Basel-Vanagaite et al. (2010) reported a nonconsanguineous family of Moroccan-Jewish origin with variable expression of ventriculomegaly or hydrocephalus and posterior fossa abnormalities. Two brothers had ventriculomegaly detected on brain imaging at ages 16 and 8 years, respectively. One also had a midline cyst in the trigeminal cistern and compressing the tectum, as well as a megacisterna magna with minimal vermian hypoplasia. He was asymptomatic and had normal neurologic development. The other boy had enlargement of all the ventricles and colpocephaly, as well as an enlarged posterior fossa with megacisterna magna, but no cyst. The massa intermedia was large and malformed, and he had partial absence of the septum pellucidum. He had recurrent headaches and underwent ventriculoperitoneal shunting. Otherwise he had normal development. The healthy mother had a history of 2 pregnancy terminations due to severe fetal hydrocephalus developing late in pregnancy; both were males. Her brain MRI showed enlargement of the lateral ventricles with mild colpocephaly, a midline cyst, an enlarged massa intermedia, and an enlarged posterior fossa with a megacisterna magna and minimal vermian hypoplasia. She had no neurologic abnormalities. The maternal grandmother had ventriculomegaly and recurrent headaches. She also had dysmetria of the upper limbs, abnormal tandem gait, and memory loss. Brain MRI of 2 clinically unaffected sisters of the probands showed mildly enlarged posterior fossa without ventricular dilatation. Basel-Vanagaite et al. (2010) noted that the Dandy-Walker malformation and megacisterna magna seem to represent a continuum of developmental anomalies of the posterior fossa, and that abnormalities of the posterior fossa predispose to the development of hydrocephalus.

Inheritance

Braddock et al. (1993) suggested autosomal dominant inheritance of sagittal craniosynostosis and Dandy-Walker malformation in the 4 cases they reported.

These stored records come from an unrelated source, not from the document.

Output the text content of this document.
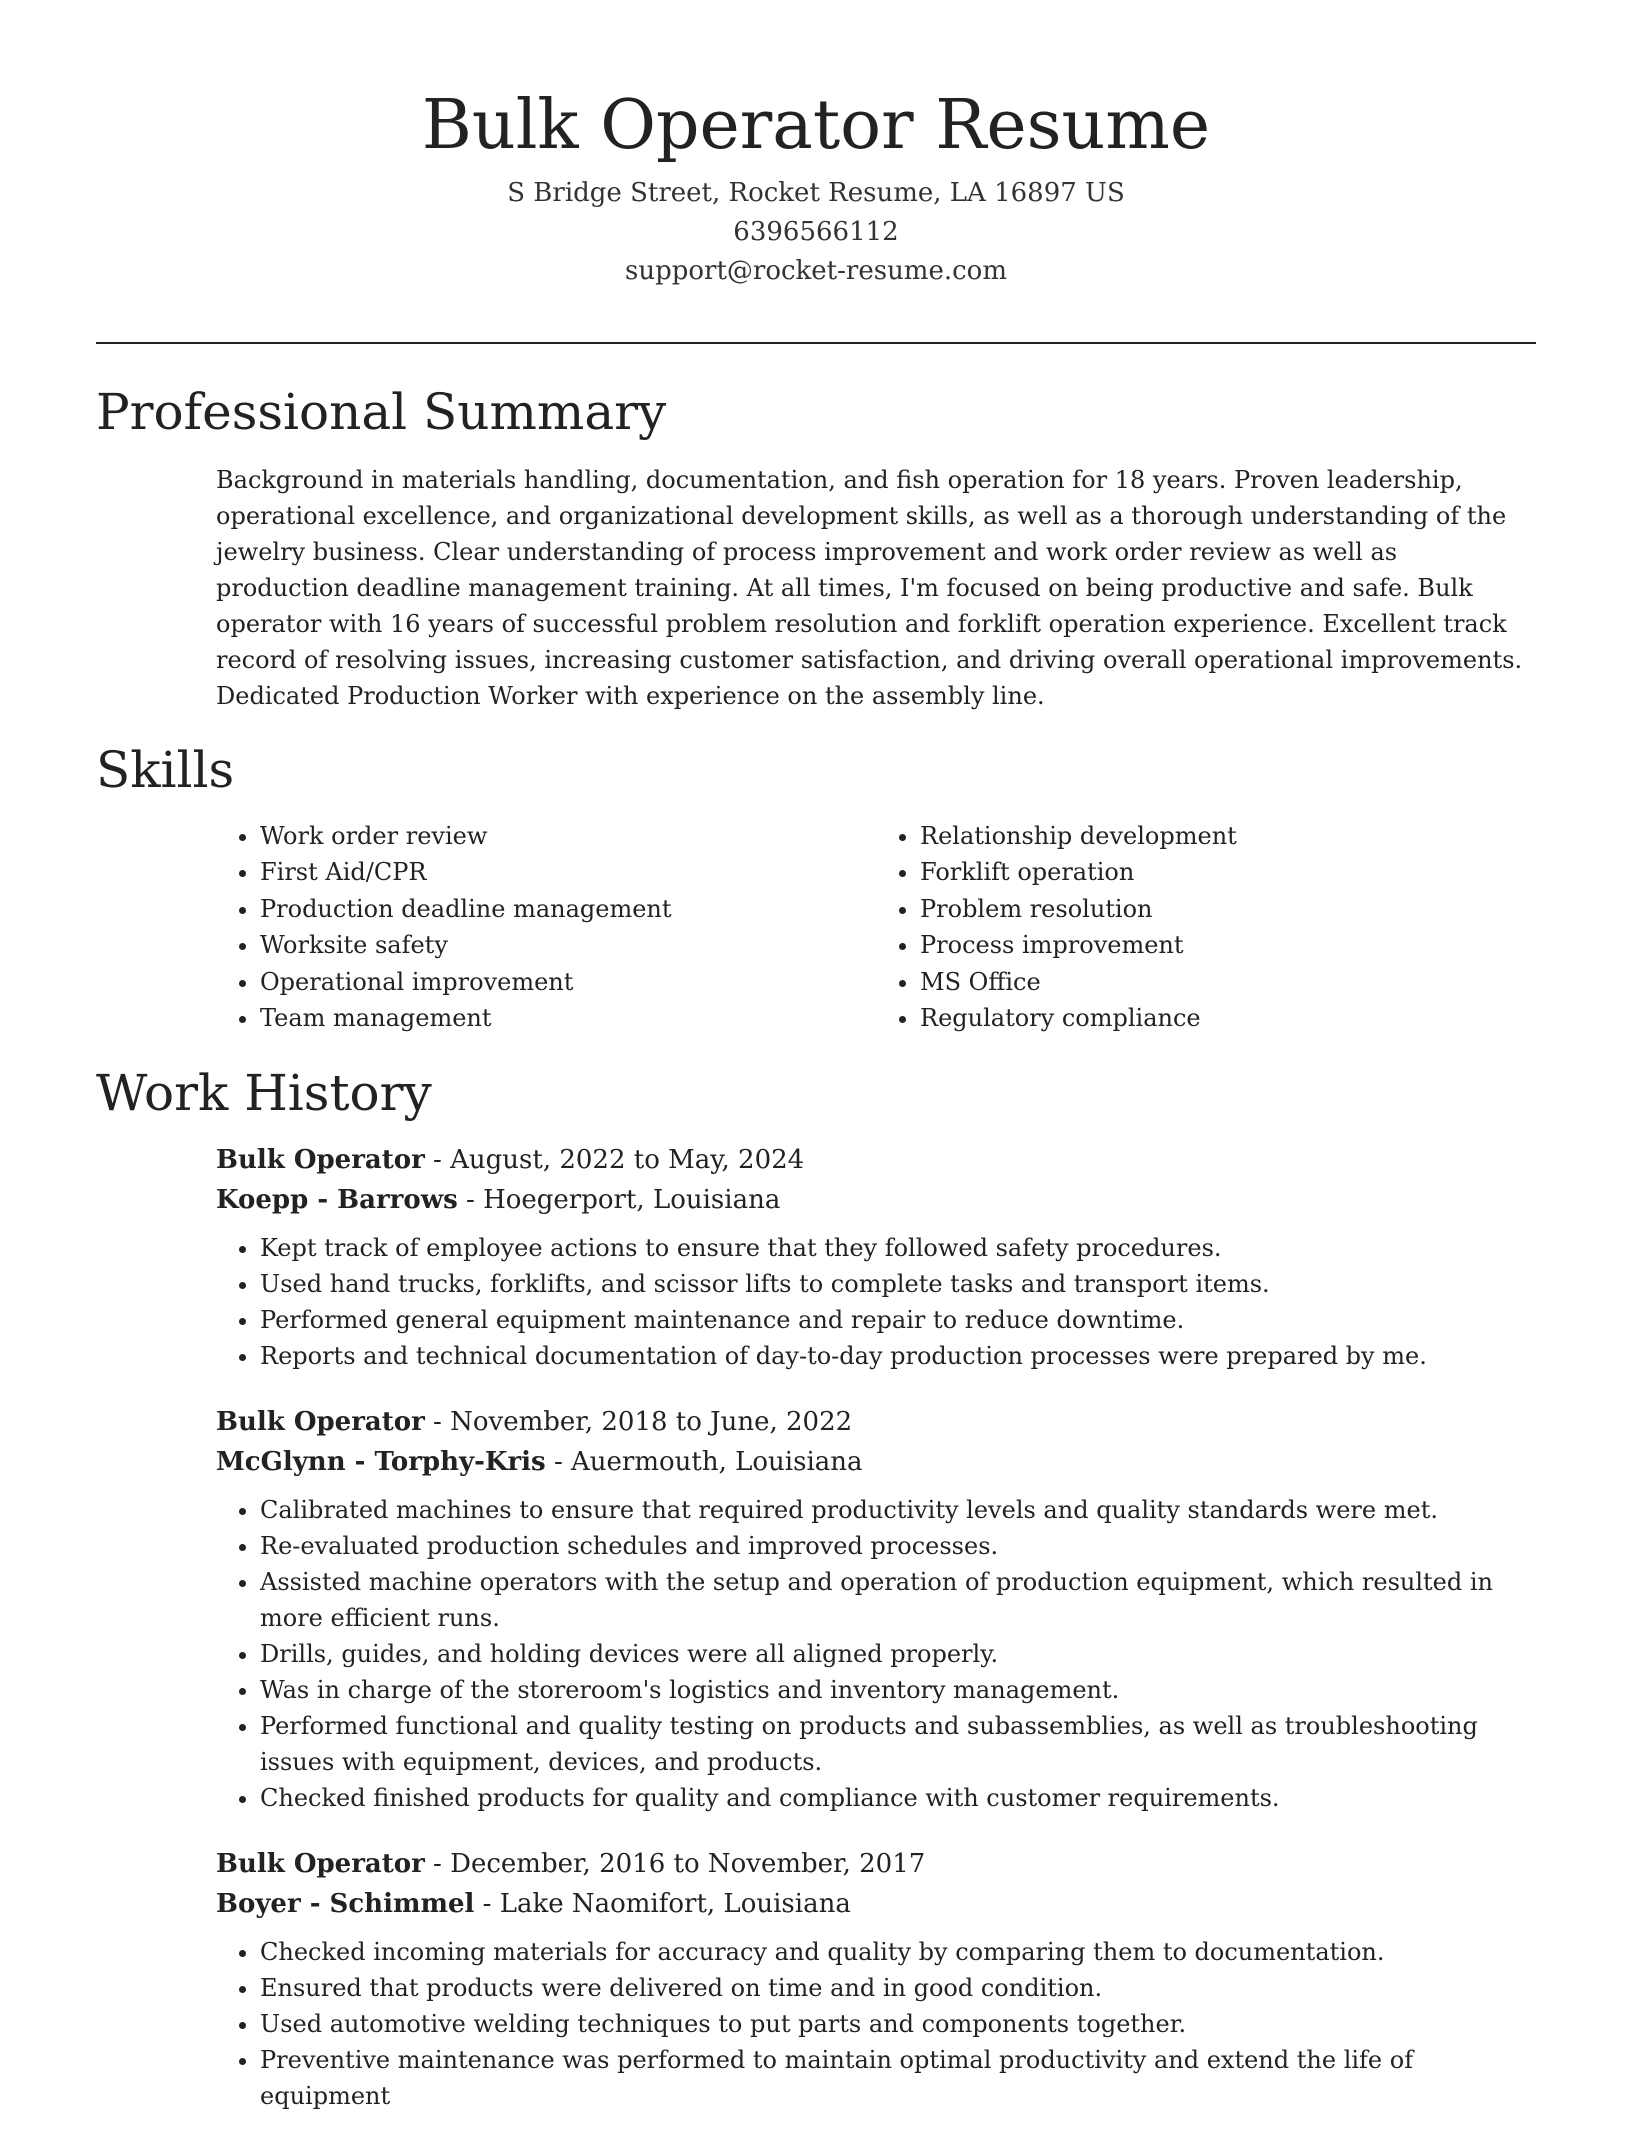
Bulk Operator Resume
S Bridge Street, Rocket Resume, LA 16897 US
6396566112
support@rocket-resume.com
Professional Summary

Background in materials handling, documentation, and fish operation for 18 years. Proven leadership, operational excellence, and organizational development skills, as well as a thorough understanding of the jewelry business. Clear understanding of process improvement and work order review as well as production deadline management training. At all times, I'm focused on being productive and safe. Bulk operator with 16 years of successful problem resolution and forklift operation experience. Excellent track record of resolving issues, increasing customer satisfaction, and driving overall operational improvements. Dedicated Production Worker with experience on the assembly line.

Skills
• Work order review
• First Aid/CPR
• Production deadline management
• Worksite safety
• Operational improvement
• Team management
• Relationship development
• Forklift operation
• Problem resolution
• Process improvement
• MS Office
• Regulatory compliance
Work History
Bulk Operator - August, 2022 to May, 2024
Koepp - Barrows - Hoegerport, Louisiana
• Kept track of employee actions to ensure that they followed safety procedures.
• Used hand trucks, forklifts, and scissor lifts to complete tasks and transport items.
• Performed general equipment maintenance and repair to reduce downtime.
• Reports and technical documentation of day-to-day production processes were prepared by me.
Bulk Operator - November, 2018 to June, 2022
McGlynn - Torphy-Kris - Auermouth, Louisiana
• Calibrated machines to ensure that required productivity levels and quality standards were met.
• Re-evaluated production schedules and improved processes.
• Assisted machine operators with the setup and operation of production equipment, which resulted in more efficient runs.
• Drills, guides, and holding devices were all aligned properly.
• Was in charge of the storeroom's logistics and inventory management.
• Performed functional and quality testing on products and subassemblies, as well as troubleshooting issues with equipment, devices, and products.
• Checked finished products for quality and compliance with customer requirements.
Bulk Operator - December, 2016 to November, 2017
Boyer - Schimmel - Lake Naomifort, Louisiana
• Checked incoming materials for accuracy and quality by comparing them to documentation.
• Ensured that products were delivered on time and in good condition.
• Used automotive welding techniques to put parts and components together.
• Preventive maintenance was performed to maintain optimal productivity and extend the life of equipment
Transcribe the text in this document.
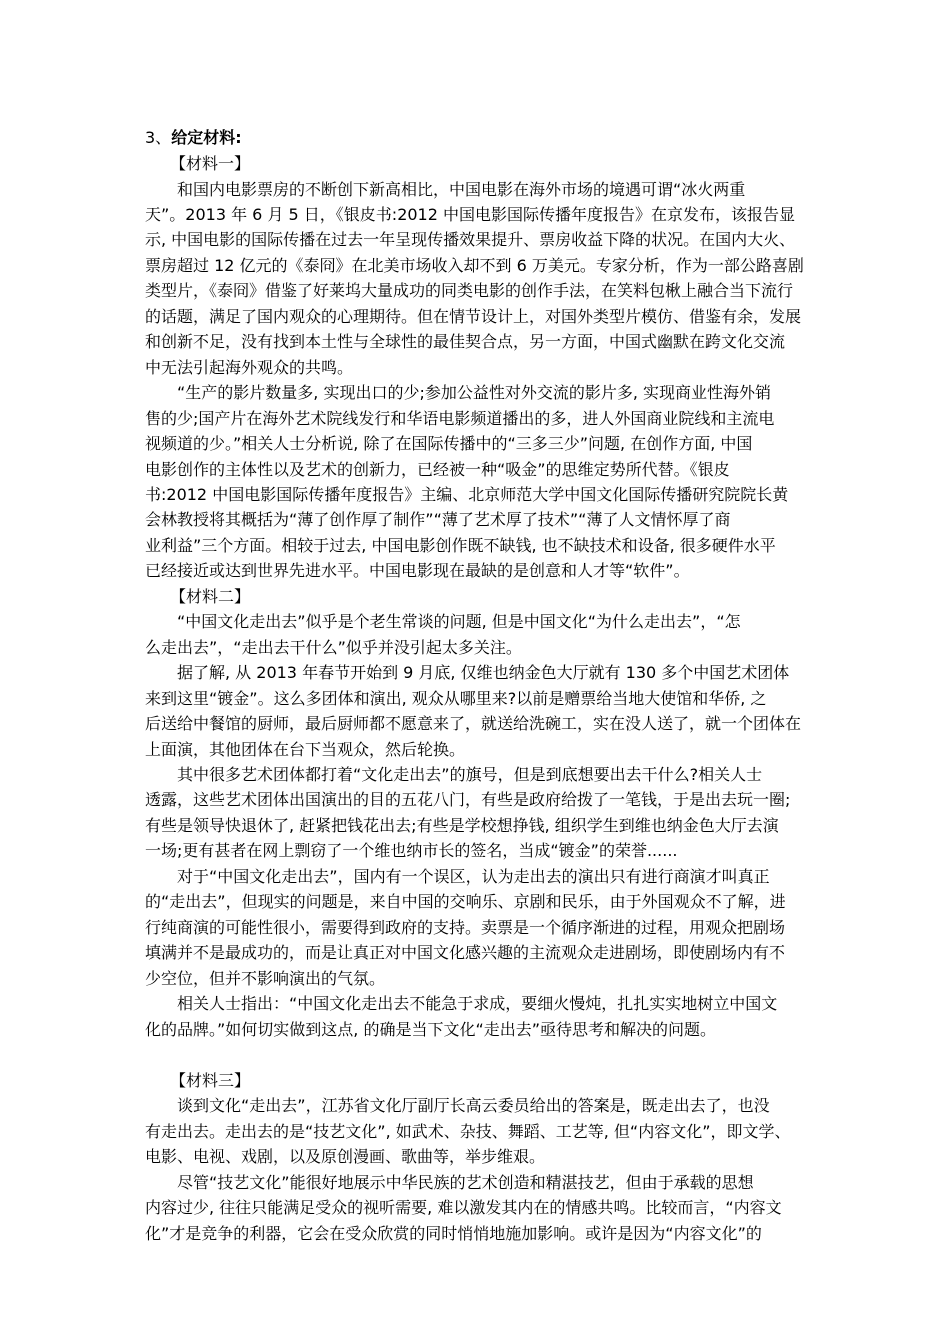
3、给定材料:
【材料一】
和国内电影票房的不断创下新高相比，中国电影在海外市场的境遇可谓“冰火两重
天”。2013 年 6 月 5 日，《银皮书:2012 中国电影国际传播年度报告》在京发布，该报告显
示, 中国电影的国际传播在过去一年呈现传播效果提升、票房收益下降的状况。在国内大火、
票房超过 12 亿元的《泰冏》在北美市场收入却不到 6 万美元。专家分析，作为一部公路喜剧
类型片，《泰冏》借鉴了好莱坞大量成功的同类电影的创作手法，在笑料包楸上融合当下流行
的话题，满足了国内观众的心理期待。但在情节设计上，对国外类型片模仿、借鉴有余，发展
和创新不足，没有找到本土性与全球性的最佳契合点，另一方面，中国式幽默在跨文化交流
中无法引起海外观众的共鸣。
“生产的影片数量多, 实现出口的少;参加公益性对外交流的影片多, 实现商业性海外销
售的少;国产片在海外艺术院线发行和华语电影频道播出的多，进人外国商业院线和主流电
视频道的少。”相关人士分析说, 除了在国际传播中的“三多三少”问题, 在创作方面, 中国
电影创作的主体性以及艺术的创新力，已经被一种“吸金”的思维定势所代替。《银皮
书:2012 中国电影国际传播年度报告》主编、北京师范大学中国文化国际传播研究院院长黄
会林教授将其概括为“薄了创作厚了制作”“薄了艺术厚了技术”“薄了人文情怀厚了商
业利益”三个方面。相较于过去, 中国电影创作既不缺钱, 也不缺技术和设备, 很多硬件水平
已经接近或达到世界先进水平。中国电影现在最缺的是创意和人才等“软件”。
【材料二】
“中国文化走出去”似乎是个老生常谈的问题, 但是中国文化“为什么走出去”，“怎
么走出去”，“走出去干什么”似乎并没引起太多关注。
据了解, 从 2013 年春节开始到 9 月底, 仅维也纳金色大厅就有 130 多个中国艺术团体
来到这里“镀金”。这么多团体和演出, 观众从哪里来?以前是赠票给当地大使馆和华侨, 之
后送给中餐馆的厨师，最后厨师都不愿意来了，就送给洗碗工，实在没人送了，就一个团体在
上面演，其他团体在台下当观众，然后轮换。
其中很多艺术团体都打着“文化走出去”的旗号，但是到底想要出去干什么?相关人士
透露，这些艺术团体出国演出的目的五花八门，有些是政府给拨了一笔钱，于是出去玩一圈;
有些是领导快退休了, 赶紧把钱花出去;有些是学校想挣钱, 组织学生到维也纳金色大厅去演
一场;更有甚者在网上剽窃了一个维也纳市长的签名，当成“镀金”的荣誉......
对于“中国文化走出去”，国内有一个误区，认为走出去的演出只有进行商演才叫真正
的“走出去”，但现实的问题是，来自中国的交响乐、京剧和民乐，由于外国观众不了解，进
行纯商演的可能性很小，需要得到政府的支持。卖票是一个循序渐进的过程，用观众把剧场
填满并不是最成功的，而是让真正对中国文化感兴趣的主流观众走进剧场，即使剧场内有不
少空位，但并不影响演出的气氛。
相关人士指出：“中国文化走出去不能急于求成，要细火慢炖，扎扎实实地树立中国文
化的品牌。”如何切实做到这点, 的确是当下文化“走出去”亟待思考和解决的问题。
【材料三】
谈到文化“走出去”，江苏省文化厅副厅长高云委员给出的答案是，既走出去了，也没
有走出去。走出去的是“技艺文化”, 如武术、杂技、舞蹈、工艺等, 但“内容文化”，即文学、
电影、电视、戏剧，以及原创漫画、歌曲等，举步维艰。
尽管“技艺文化”能很好地展示中华民族的艺术创造和精湛技艺，但由于承载的思想
内容过少, 往往只能满足受众的视听需要, 难以激发其内在的情感共鸣。比较而言，“内容文
化”才是竞争的利器，它会在受众欣赏的同时悄悄地施加影响。或许是因为“内容文化”的
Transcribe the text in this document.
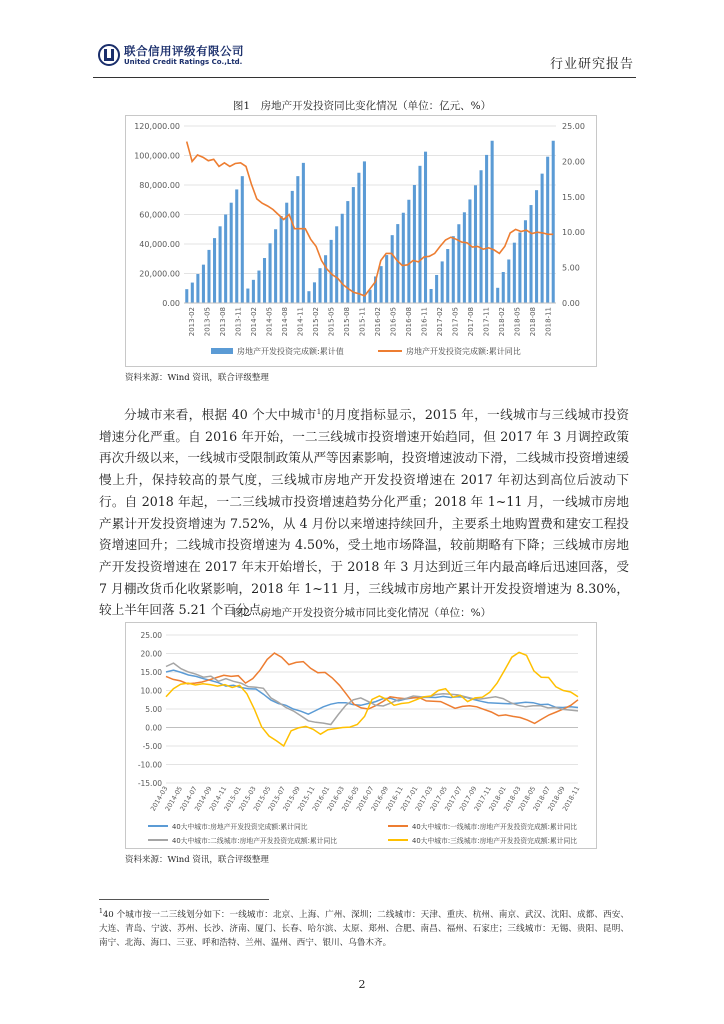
联合信用评级有限公司
United Credit Ratings Co.,Ltd.	行业研究报告
图1　房地产开发投资同比变化情况（单位：亿元、%）
0.00
20,000.00
40,000.00
60,000.00
80,000.00
100,000.00
120,000.00
0.00
5.00
10.00
15.00
20.00
25.00
2013-02 2013-05 2013-08 2013-11 2014-02 2014-05 2014-08 2014-11 2015-02 2015-05 2015-08 2015-11 2016-02 2016-05 2016-08 2016-11 2017-02 2017-05 2017-08 2017-11 2018-02 2018-05 2018-08 2018-11
房地产开发投资完成额:累计值	房地产开发投资完成额:累计同比
资料来源：Wind 资讯，联合评级整理

分城市来看，根据 40 个大中城市$^1$的月度指标显示，2015 年，一线城市与三线城市投资增速分化严重。自 2016 年开始，一二三线城市投资增速开始趋同，但 2017 年 3 月调控政策再次升级以来，一线城市受限制政策从严等因素影响，投资增速波动下滑，二线城市投资增速缓慢上升，保持较高的景气度，三线城市房地产开发投资增速在 2017 年初达到高位后波动下行。自 2018 年起，一二三线城市投资增速趋势分化严重；2018 年 1~11 月，一线城市房地产累计开发投资增速为 7.52%，从 4 月份以来增速持续回升，主要系土地购置费和建安工程投资增速回升；二线城市投资增速为 4.50%，受土地市场降温，较前期略有下降；三线城市房地产开发投资增速在 2017 年末开始增长，于 2018 年 3 月达到近三年内最高峰后迅速回落，受 7 月棚改货币化收紧影响，2018 年 1~11 月，三线城市房地产累计开发投资增速为 8.30%，较上半年回落 5.21 个百分点。

图2　房地产开发投资分城市同比变化情况（单位：%）
-15.00
-10.00
-5.00
0.00
5.00
10.00
15.00
20.00
25.00
2014-03
2014-05
2014-07
2014-09
2014-11
2015-01
2015-03
2015-05
2015-07
2015-09
2015-11
2016-01
2016-03
2016-05
2016-07
2016-09
2016-11
2017-01
2017-03
2017-05
2017-07
2017-09
2017-11
2018-01
2018-03
2018-05
2018-07
2018-09
2018-11
40大中城市:房地产开发投资完成额:累计同比	40大中城市:一线城市:房地产开发投资完成额:累计同比
40大中城市:二线城市:房地产开发投资完成额:累计同比	40大中城市:三线城市:房地产开发投资完成额:累计同比
资料来源：Wind 资讯，联合评级整理

$^1$40 个城市按一二三线划分如下：一线城市：北京、上海、广州、深圳；二线城市：天津、重庆、杭州、南京、武汉、沈阳、成都、西安、大连、青岛、宁波、苏州、长沙、济南、厦门、长春、哈尔滨、太原、郑州、合肥、南昌、福州、石家庄；三线城市：无锡、贵阳、昆明、南宁、北海、海口、三亚、呼和浩特、兰州、温州、西宁、银川、乌鲁木齐。

2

The transmission pattern of ventriculomegaly or hydrocephalus and posterior fossa abnormalities in the family reported by Basel-Vanagaite et al. (2010) was consistent with either autosomal dominant or X-linked inheritance.

Mapping

Vincent et al. (1994) described a contiguous gene syndrome resulting from deletion of 8q12.2-q21.2 (600257) and characterized by a combination of hydrocephalus with branchiootorenal (BOR) syndrome (113650), Duane syndrome (126800), and aplasia of the trapezius muscle. They suggested that a gene responsible for a dominant form of hydrocephalus maps within this region.